What the fuck is she doing?

She likes me. I’m not stupid. It’s obvious. She likes it when I touch her.

I’ve gotten ridiculously handsy lately. I rest a hand on her lower back when she passes through a door ahead of me, and she glances up at me and blushes. I inch my chair real close to hers at dinner, and she doesn’t scoot away. She lets her thighs relax so her leg rests against mine. She wants this, too, but something’s holding her back.

Does she think she’s got to prove her independence or sow her wild oats or some such shit?

I wouldn’t think she’s the wild oats type, but Maddie is, and she’s in her ear all the time. I rub my chest. I’m hungry, and I’ve got indigestion at the same time. And I’m only twenty-five years old. Goddamn.

When I get home, I do take a cold shower. I turn the TV on and ignore it to scroll my phone without really paying attention to anything. It’s midnight. Is she home yet?

Maddie usually doesn’t roll home until past closing time, but Angie’s a mother. She’s probably too worn out to close down the bar. Unless she met someone. She wouldn’t go anywhere with a stranger, though, and besides, Maddie wouldn’t let her.

I can breathe normally. There’s no reason to stress.

I toss my phone on the couch and go see what’s in the fridge. Same shit as the last time I checked. I eat a few cold wings from yesterday’s carry out, and about a minute after I lick my fingers, I regret it.

If I drove past Mom’s, I wouldn’t even know if Angie’s back or not. They took a ride share so they could drink.

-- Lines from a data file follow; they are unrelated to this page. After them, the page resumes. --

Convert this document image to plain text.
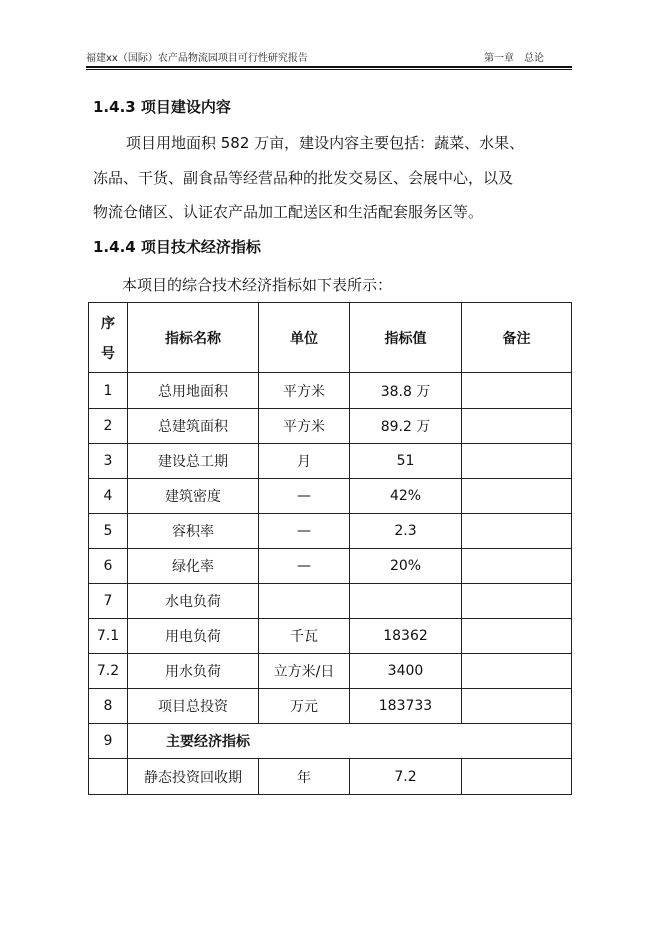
福建xx（国际）农产品物流园项目可行性研究报告	第一章　总论
1.4.3 项目建设内容
项目用地面积 582 万亩，建设内容主要包括：蔬菜、水果、
冻品、干货、副食品等经营品种的批发交易区、会展中心，以及
物流仓储区、认证农产品加工配送区和生活配套服务区等。
1.4.4 项目技术经济指标
本项目的综合技术经济指标如下表所示：
序
号	指标名称	单位	指标值	备注
1	总用地面积	平方米	38.8 万	
2	总建筑面积	平方米	89.2 万	
3	建设总工期	月	51	
4	建筑密度	—	42%	
5	容积率	—	2.3	
6	绿化率	—	20%	
7	水电负荷			
7.1	用电负荷	千瓦	18362	
7.2	用水负荷	立方米/日	3400	
8	项目总投资	万元	183733	
9	主要经济指标			
	静态投资回收期	年	7.2	
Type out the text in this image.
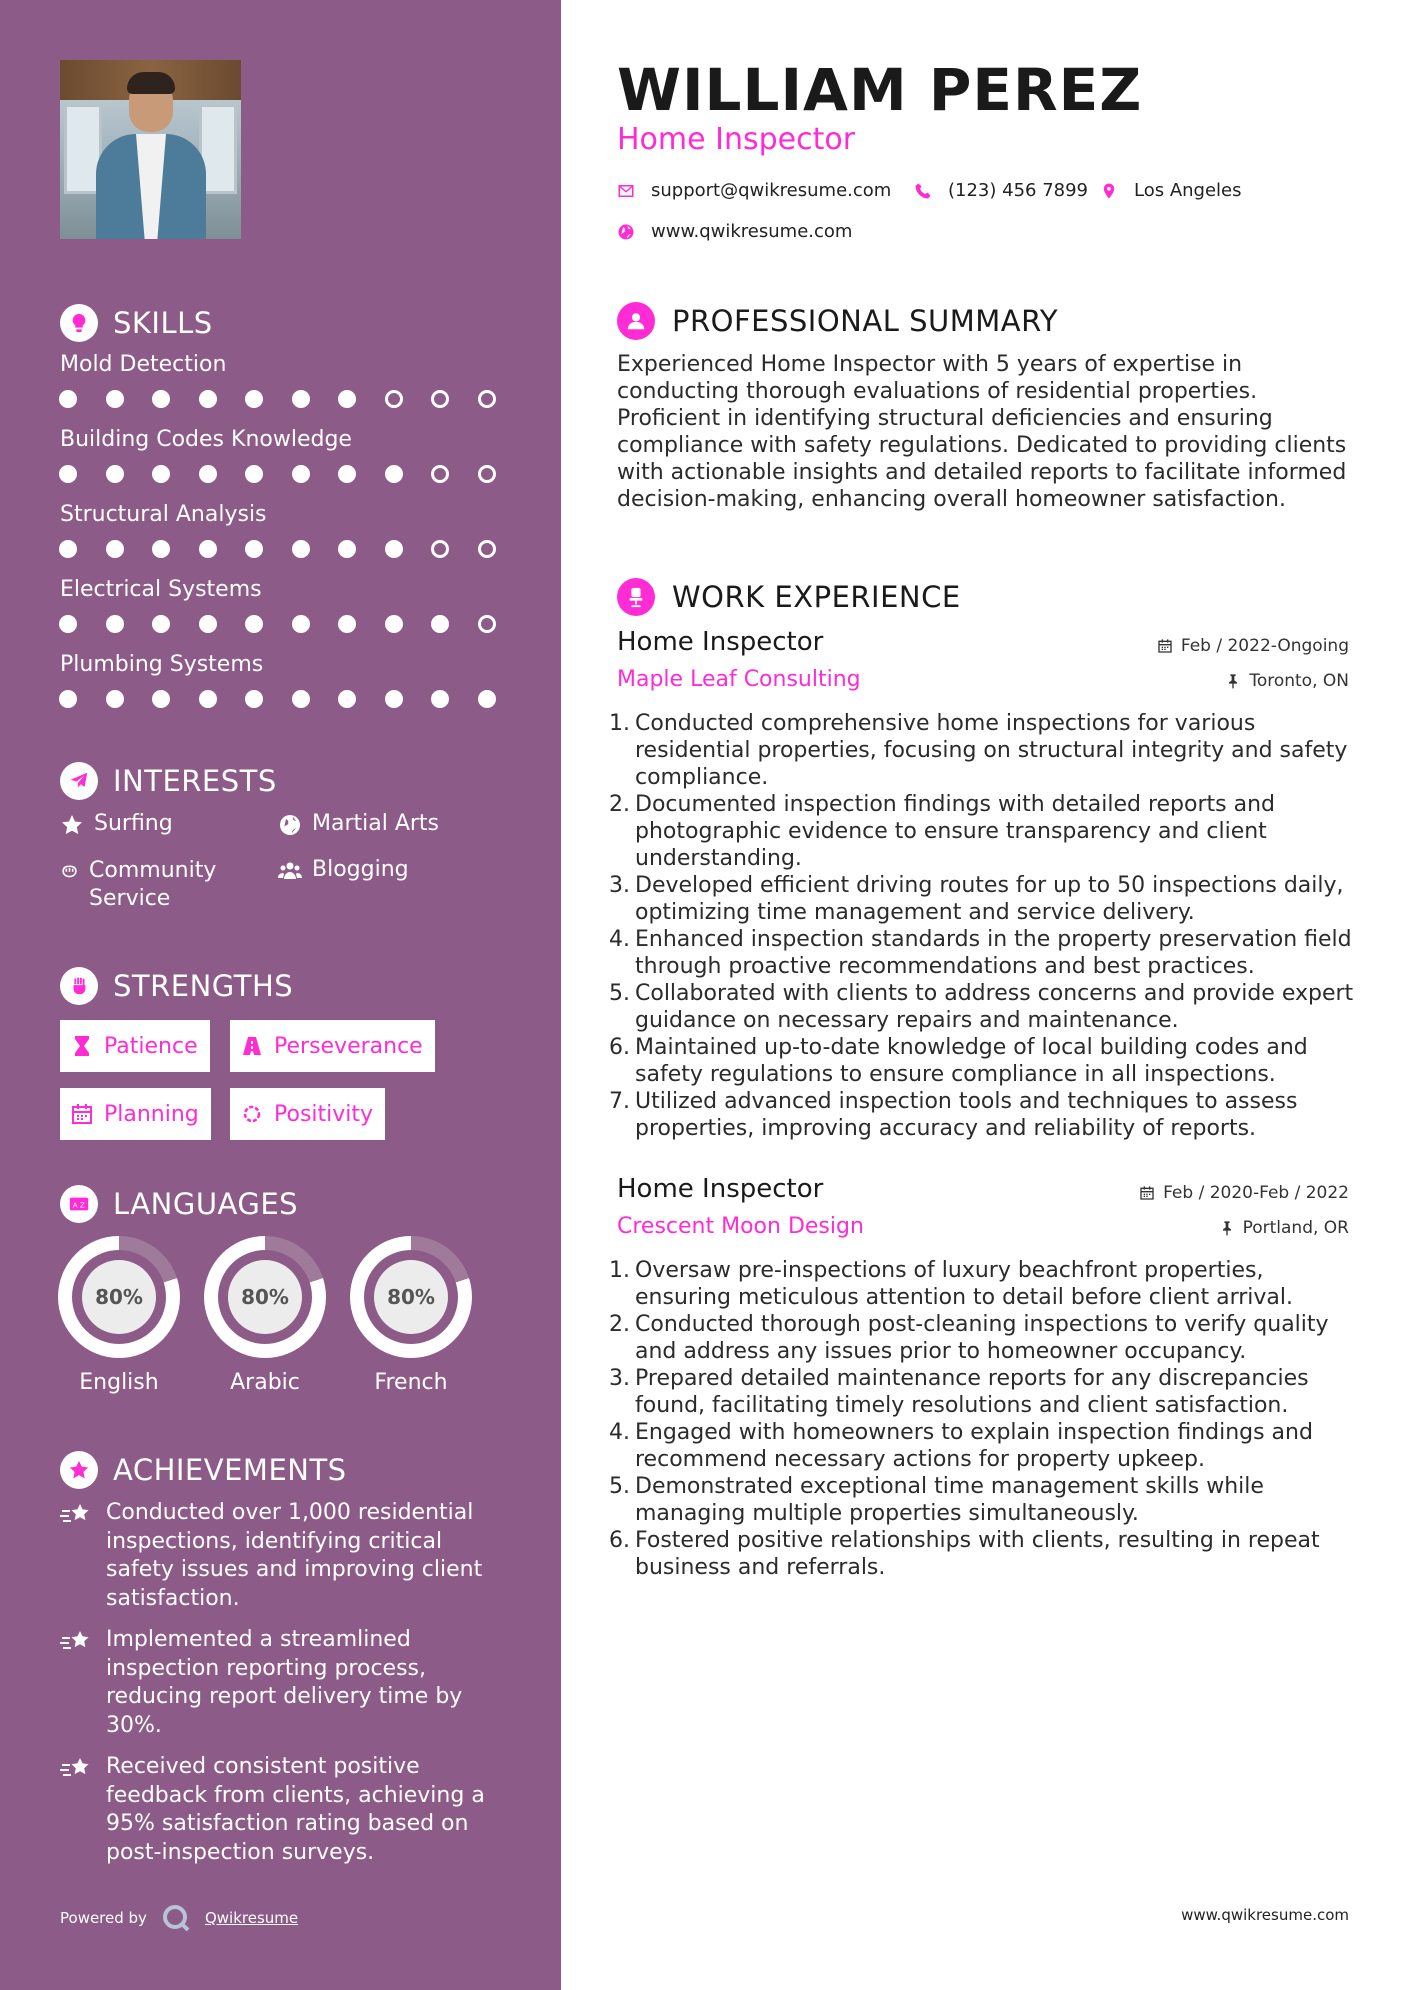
SKILLS
INTERESTS
Surfing	Martial Arts
Community Service
Blogging
STRENGTHS
Patience	Perseverance
Planning	Positivity
A Z LANGUAGES
ACHIEVEMENTS
Powered by	Qwikresume
Mold Detection
Building Codes Knowledge
Structural Analysis
Electrical Systems
Plumbing Systems
80%
English
80%
Arabic
80%
French
Conducted over 1,000 residential inspections, identifying critical safety issues and improving client satisfaction.
Implemented a streamlined inspection reporting process, reducing report delivery time by 30%.
Received consistent positive feedback from clients, achieving a 95% satisfaction rating based on post-inspection surveys.
WILLIAM PEREZ
Home Inspector
support@qwikresume.com	(123) 456 7899	Los Angeles
www.qwikresume.com
PROFESSIONAL SUMMARY
Experienced Home Inspector with 5 years of expertise in conducting thorough evaluations of residential properties. Proficient in identifying structural deficiencies and ensuring compliance with safety regulations. Dedicated to providing clients with actionable insights and detailed reports to facilitate informed decision-making, enhancing overall homeowner satisfaction.
WORK EXPERIENCE
www.qwikresume.com
Home Inspector
Maple Leaf Consulting
Feb / 2022-Ongoing
Toronto, ON
1. Conducted comprehensive home inspections for various residential properties, focusing on structural integrity and safety compliance.
2. Documented inspection findings with detailed reports and photographic evidence to ensure transparency and client understanding.
3. Developed efficient driving routes for up to 50 inspections daily, optimizing time management and service delivery.
4. Enhanced inspection standards in the property preservation field through proactive recommendations and best practices.
5. Collaborated with clients to address concerns and provide expert guidance on necessary repairs and maintenance.
6. Maintained up-to-date knowledge of local building codes and safety regulations to ensure compliance in all inspections.
7. Utilized advanced inspection tools and techniques to assess properties, improving accuracy and reliability of reports.
Home Inspector
Crescent Moon Design
Feb / 2020-Feb / 2022
Portland, OR
1. Oversaw pre-inspections of luxury beachfront properties, ensuring meticulous attention to detail before client arrival.
2. Conducted thorough post-cleaning inspections to verify quality and address any issues prior to homeowner occupancy.
3. Prepared detailed maintenance reports for any discrepancies found, facilitating timely resolutions and client satisfaction.
4. Engaged with homeowners to explain inspection findings and recommend necessary actions for property upkeep.
5. Demonstrated exceptional time management skills while managing multiple properties simultaneously.
6. Fostered positive relationships with clients, resulting in repeat business and referrals.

I should not have eaten those fucking wings. I brush my teeth, but it doesn’t help. Now I’ve got minty-flavored heartburn.

I’m considering lying down in bed and staring at the ceiling when my phone rings from the other room. I sprint for it and get it before the third ring.

“Brandon?” It’s Maddie, shouting to be heard over raised voices in the background. Men’s voices.

My heart thrusts into my throat like a fist. “What’s wrong?”

“Brandon?”

“Yeah, Maddie, what’s going on?” I put her on speaker so I can shove my feet into my boots. I don’t spare the time for socks.

“Can you come get us?” She sounds pissed, not scared, thank God.

“Yeah, what happened?”

“I forgot my purse. I’ll tell you about it when you get here.”

“Are you and Angie okay?”

“Yeah, we’re fine. We’re at the Power Plant. At Piano Man. We’ll be out front.”

“Wait inside.”

She laughs. “No can do.”

“You’re not waiting in the street with a bunch of drunks, Maddie.” I yank my laces tight. Besides, it’s cold. Fall came late this year, but it’s here now.

“It’s the Power Plant. There are Segway cops everywhere.”

“You can wait inside.” It’s not even one in the morning, and I can make it there in thirty minutes. Maybe twenty-five.

She laughs. “No, we seriously cannot. I’ll tell you about it when you get here. Just bring your wallet.”

By the time she hangs up, I’m hopping into the truck. It would be a fifteen-minute drive if it was a straight shot, but I live on a peninsula, and most times, I love how it feels like the country even though we’re less than a mile to the city line. Tonight, though, I’m crawling out of my skin, crowded forward in my seat, forcing myself to stay close to the speed limit.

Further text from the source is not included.